At Touchstone Foundation, we provide scholarships to students who are passionate about children’s mental health. We previously sat down with Rebecca Cox-Davenport, a LOHF nursing scholarship recipient. Rebecca recently graduated with her Family Nurse Practitioner degree, and for many years, she has volunteered with the LGBTQ Center of Central Pennsylvania, to offer a regular support group for teens in Lancaster. In celebration of PRIDE and to honor the importance of youth mental health for the LGBTQ+ population, we spoke about her work as a nurse and community volunteer.
Rebecca Cox-Davenport, FNP
Can you please introduce yourself, your current role in nursing, share a bit about yourself, and what inspired you to become a nurse?

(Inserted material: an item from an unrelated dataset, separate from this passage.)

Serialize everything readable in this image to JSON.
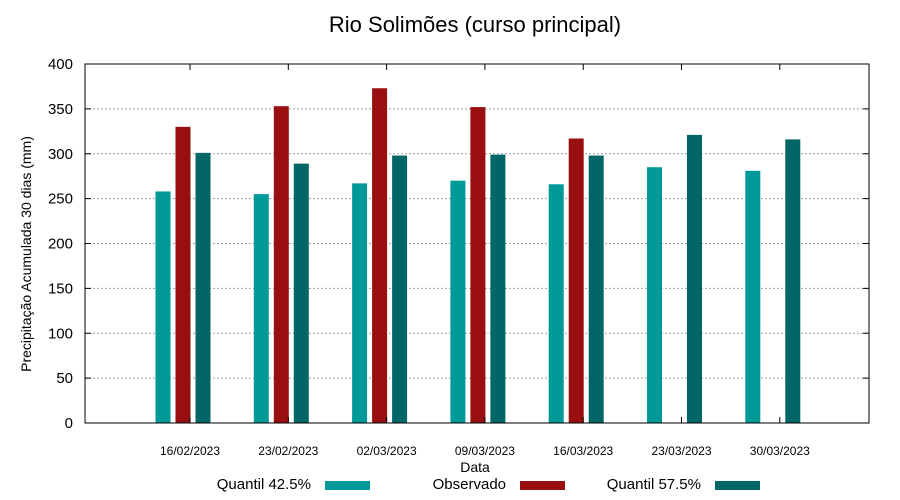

I graduated from Millersville University’s Family Nurse Practitioner Program in May of 2021. I started soon after at Alder Health, a community health center that originated during the HIV crisis of the 1980s, and now an LGBTQ and family health center. I see not only LGBTQ clients but cis and straight clients as well. I see mostly adults at Alder Health, but I can see older teens for transgender care.
I’m still working with my “Friday night kids.” Volunteering for the LGBTQ center of Central PA with 12–18-year-olds in a drop-in social group in Lancaster. It is a bit smaller than before COVID, but I’m there every week with dessert, a game, or an art project to work on.
What is your connection to LOHF/Touchstone Foundation and/or how do you see your role as a nurse helping to improve children's mental health?
The scholarship I received took much of the pressure off financially since I had to go part-time at PA College of Health Sciences. The scholarship allowed me to pay that tuition bill and focus on finishing my education with less stress.
I hope to work in pediatric endocrinology. I love my work at Alder Health, and my dream is to work with transgender clients exclusively. My eventual dream job would be transgender care, allowing me to do peds a few days a week and adults a few days a week.
Can you please tell us about your work with LGBTQ+ youth?
I’ll tell you that I might get emotional. I was very content in my career before finishing my FNP. I have a PhD in nursing and worked as a nursing educator. I think I’m an excellent educator. But then you’re around these kids and realize they have changed you. They don’t know that they’re changing you, but they’re changing you. As the chaperone, I go in and carry the watermelon every week, so to speak. I bake the brownies and hang out with them on Fridays, but they completely changed my life. I’m so grateful they did that, and I’m so grateful for my future. I love them.
What are some of the biggest needs you see among the youth you serve, especially teens and young adults who identify as LGBTQ? And/or why is it important for people to understand the mental health needs of you identifying as LGBTQ?
Really, it’s just simple things, like respecting pronouns is a simple start. It is suicide prevention and basic human kindness that doesn’t hurt anyone to do. Respecting the name someone wants to be called is another important step. Study after study supports that this is suicide prevention, plain and simple. It’s not giving in or caving to a whim. I look from the perspective of if it saves a teen’s life, why not?
If one week they want to be called Ocean and the next week they want to be called Happy, just roll with it. All kids want is for people to be kind to them. It’s amazing when these kids come to the group and share, “I’m so happy! My grandma called me my name and respected my pronouns.” I don’t think that their grandma knows how much that meant. I don’t know how anyone can think they are in the right when causing harm to a kid. I love the Rivers and the Ravens, all of them.
Is there anything else you would like to share?
No, but I appreciate your organization and their belief in me. I was humbled by it, and I’m always going to be.